Der Vergleich macht sie sicher

Das Land der Hymnensinger und der Maskenverweigerer

Es ist ein Bild, das uns Deutschen schwer zu begreifen scheint: Zwei Politiker aus verschiedenen Lagern, die sich gegenseitig die politische Existenz ruinieren wollen, stehen nebeneinander und singen die Nationalhymne. Keine Kinnlade klappt herunter, keine Twitter-Debatte bricht los, keine Schlagzeile titelt: „Skandal! Gemeinsam gesungen – Verrat am Wähler!“ Nein, das ist Alltag. Das nennt man Demokratie in ihrer postpubertären Phase. Und dann gibt es uns: das Land, in dem Friedrich Merz Alice Weidel nicht einmal grüßt, weil er befürchtet, ein einziges mürrisches Nicken könnte ihm die letzten Reste des politischen Anstands kosten, den er ohnehin nur noch als Ruine mit sich herumträgt.

In Deutschland sind wir keine Demokratie, wir sind ein Drama. Wir sind eine Netflix-Serie, deren Plot sich permanent überschlägt, ohne je zur Pointe zu kommen. Jeder zweite Deutsche glaubt, Demokratie sei kein Prozess, sondern eine emotionale Zerreißprobe. Wie Kinder, die das Spiel „Ich hab dich mehr lieb!“ mit einer nationalen Grundordnung verwechseln. Man feiert die moralische Überlegenheit wie andere den Abschluss eines Yoga-Kurses, verwechselte Prinzipientreue mit Selbstmord aus Angst vor dem Tod und bricht sich dabei vor lauter Reflexion permanent selbst das Rückgrat. Das ist keine Demokratie.

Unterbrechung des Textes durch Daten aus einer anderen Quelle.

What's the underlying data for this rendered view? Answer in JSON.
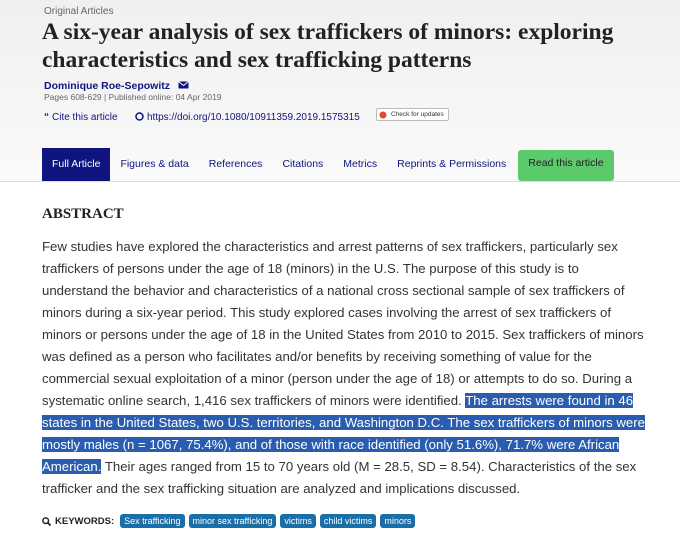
{
  "header": {
    "section": "Original Articles",
    "title": "A six-year analysis of sex traffickers of minors: exploring characteristics and sex trafficking patterns",
    "author": "Dominique Roe-Sepowitz",
    "meta": "Pages 608-629 | Published online: 04 Apr 2019",
    "cite": "Cite this article",
    "doi": "https://doi.org/10.1080/10911359.2019.1575315",
    "updates": "Check for updates"
  },
  "tabs": [
    "Full Article",
    "Figures & data",
    "References",
    "Citations",
    "Metrics",
    "Reprints & Permissions",
    "Read this article"
  ],
  "abstract": {
    "heading": "ABSTRACT",
    "text_before": "Few studies have explored the characteristics and arrest patterns of sex traffickers, particularly sex traffickers of persons under the age of 18 (minors) in the U.S. The purpose of this study is to understand the behavior and characteristics of a national cross sectional sample of sex traffickers of minors during a six-year period. This study explored cases involving the arrest of sex traffickers of minors or persons under the age of 18 in the United States from 2010 to 2015. Sex traffickers of minors was defined as a person who facilitates and/or benefits by receiving something of value for the commercial sexual exploitation of a minor (person under the age of 18) or attempts to do so. During a systematic online search, 1,416 sex traffickers of minors were identified.",
    "highlighted": "The arrests were found in 46 states in the United States, two U.S. territories, and Washington D.C. The sex traffickers of minors were mostly males (n = 1067, 75.4%), and of those with race identified (only 51.6%), 71.7% were African American.",
    "text_after": "Their ages ranged from 15 to 70 years old (M = 28.5, SD = 8.54). Characteristics of the sex trafficker and the sex trafficking situation are analyzed and implications discussed."
  },
  "keywords": {
    "label": "KEYWORDS:",
    "items": [
      "Sex trafficking",
      "minor sex trafficking",
      "victims",
      "child victims",
      "minors"
    ]
  }
}
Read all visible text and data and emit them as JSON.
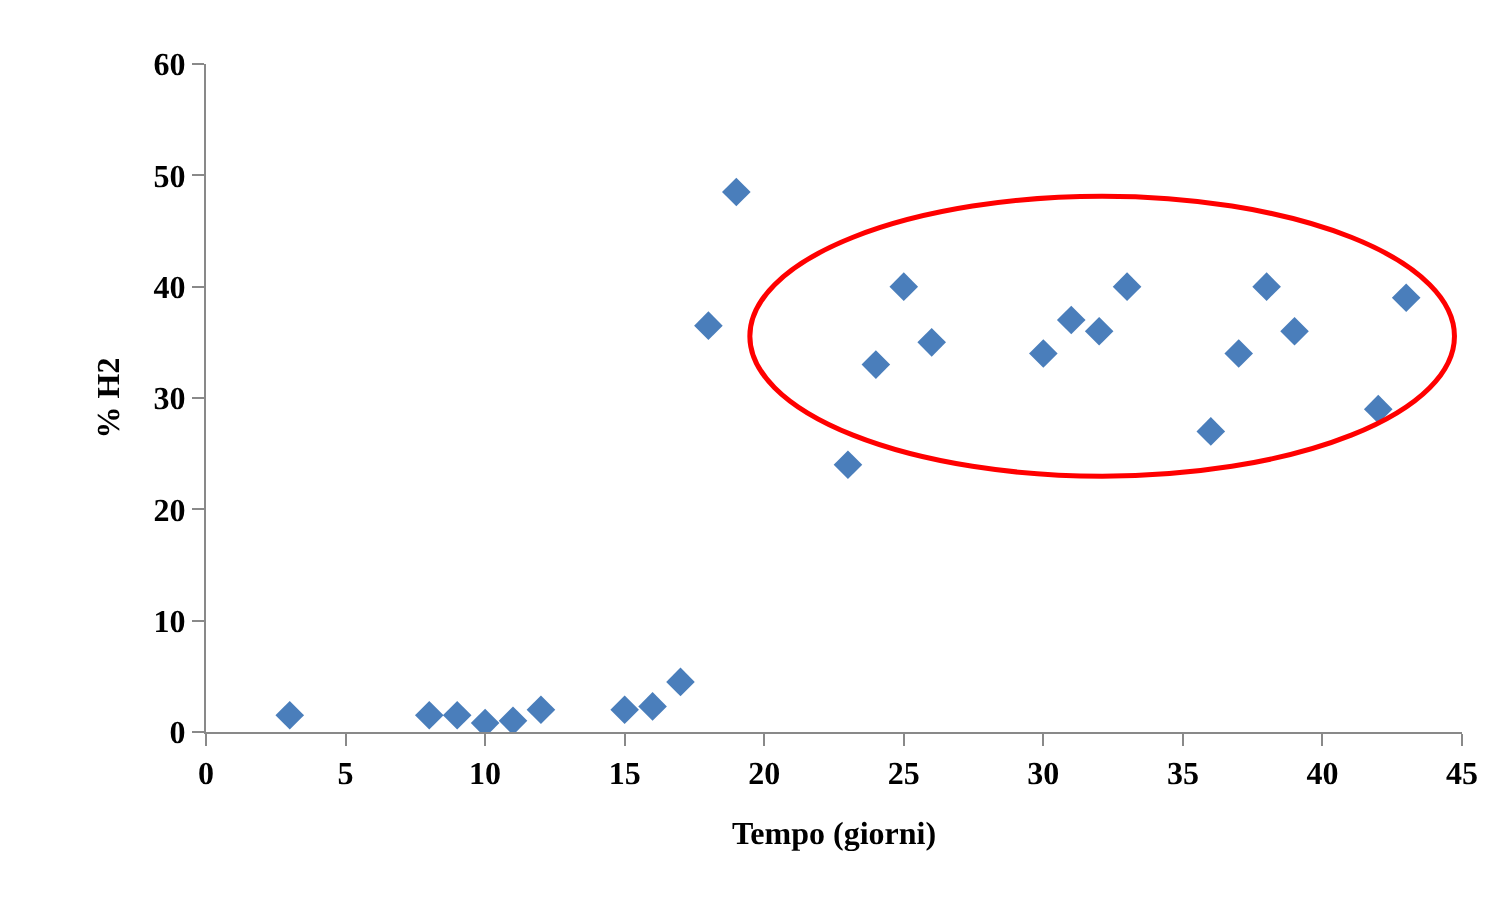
{
  "chart_data": {
    "type": "scatter",
    "xlabel": "Tempo (giorni)",
    "ylabel": "% H2",
    "x": [
      3,
      8,
      9,
      10,
      11,
      12,
      15,
      16,
      17,
      18,
      19,
      23,
      24,
      25,
      26,
      30,
      31,
      32,
      33,
      36,
      37,
      38,
      39,
      42,
      43
    ],
    "series": [
      {
        "color": "#4a7ebb",
        "values": [
          1.5,
          1.5,
          1.5,
          0.8,
          1,
          2,
          2,
          2.3,
          4.5,
          36.5,
          48.5,
          24,
          33,
          40,
          35,
          34,
          37,
          36,
          40,
          27,
          34,
          40,
          36,
          29,
          39
        ]
      }
    ],
    "xlim": [
      0,
      45
    ],
    "xticks": [
      0,
      5,
      10,
      15,
      20,
      25,
      30,
      35,
      40,
      45
    ],
    "ylim": [
      0,
      60
    ],
    "yticks": [
      0,
      10,
      20,
      30,
      40,
      50,
      60
    ],
    "marker": "diamond"
  }
}
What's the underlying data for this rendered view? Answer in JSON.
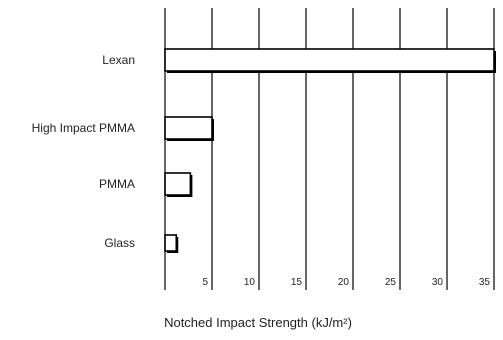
{
  "chart_data": {
    "type": "bar",
    "orientation": "horizontal",
    "categories": [
      "Lexan",
      "High Impact PMMA",
      "PMMA",
      "Glass"
    ],
    "values": [
      35,
      5,
      2.7,
      1.2
    ],
    "xlabel": "Notched Impact Strength (kJ/m²)",
    "ylabel": "",
    "xlim": [
      0,
      35
    ],
    "xticks": [
      5,
      10,
      15,
      20,
      25,
      30,
      35
    ],
    "tick_labels": [
      "5",
      "10",
      "15",
      "20",
      "25",
      "30",
      "35"
    ],
    "grid": "vertical",
    "legend": "none"
  },
  "colors": {
    "bar_fill": "#ffffff",
    "bar_outline": "#000000",
    "grid": "#000000",
    "text": "#222222"
  }
}
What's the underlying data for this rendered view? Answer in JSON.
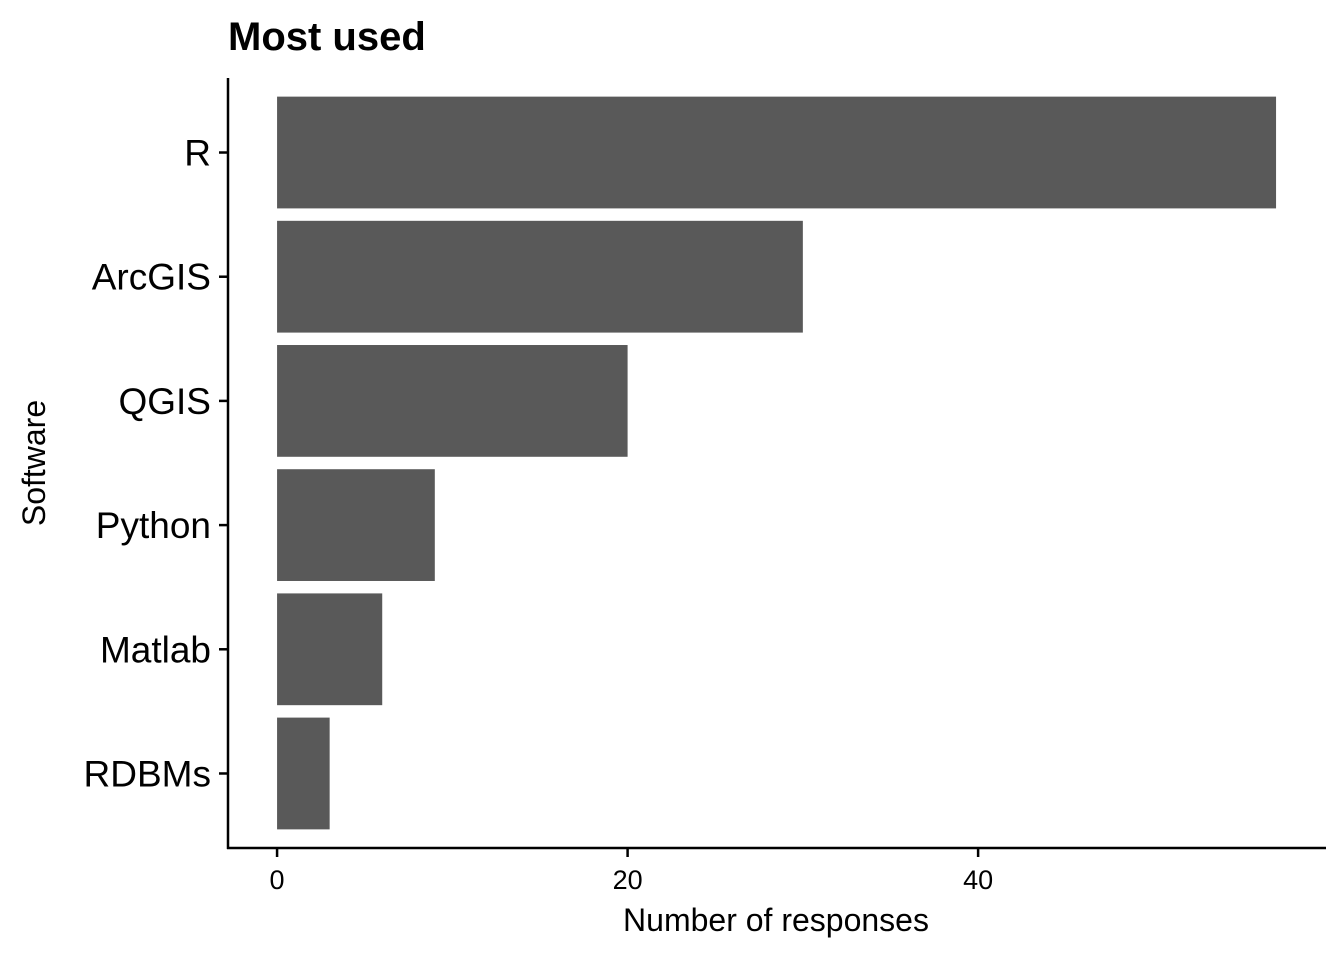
{
  "chart_data": {
    "type": "bar",
    "orientation": "horizontal",
    "title": "Most used",
    "xlabel": "Number of responses",
    "ylabel": "Software",
    "categories": [
      "R",
      "ArcGIS",
      "QGIS",
      "Python",
      "Matlab",
      "RDBMs"
    ],
    "values": [
      57,
      30,
      20,
      9,
      6,
      3
    ],
    "xlim": [
      -2.8,
      59.85
    ],
    "xticks": [
      0,
      20,
      40
    ],
    "grid": false,
    "legend": "none",
    "bar_color": "#595959"
  }
}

Das ist eine Seifenoper in Sandalen.

Friedrich Merz, Alice Weidel und die Kunst der Nicht-Begegnung

Man stelle sich das vor: Friedrich Merz, jener Mann, der so aussieht, als hätte er als einziger Mensch der Welt einen Vertrag mit dem Thermomix über den Ausdruck von Emotionen abgeschlossen, trifft Alice Weidel, jene Personifikation von passiv-aggressivem Sarkasmus in Menschengestalt. Er sieht sie, sie sieht ihn, und statt eines simplen „Hallo“ bricht in Merz’ Kopf der interne Alarm los: „Was, wenn jemand denkt, ich stimme ihr zu?“ Dieser Gedanke ist der Todfeind jeder deutschen Debatte: Nicht, was du sagst, ist entscheidend, sondern was irgendwer glauben könnte, was du meinen könntest, wenn du nicht das sagst, was du hättest sagen sollen.

TIP:  WIE MAN ZWEIFELSFREI ZUM KRIEGSTEILNEHMER WIRD

Das Ergebnis: In Deutschland ist politische Interaktion keine Debatte, sondern eine moralingetränkte Paranoia-Performance. Der Raum für Zwischentöne existiert nicht, weil wir ihn systematisch ausradiert haben. In den USA hingegen kann sich ein republikanischer Senator mit einem demokratischen Kollegen streiten, als gäbe es kein Morgen, und am Abend zusammen Whiskey trinken, als wäre es nie passiert. Hierzulande? Eine Einladung zum Essen mit jemandem aus der anderen Fraktion könnte eine Karriere beenden. Der Deutsche lebt politisch gesehen in permanenter Angst vor sozialer Kontamination.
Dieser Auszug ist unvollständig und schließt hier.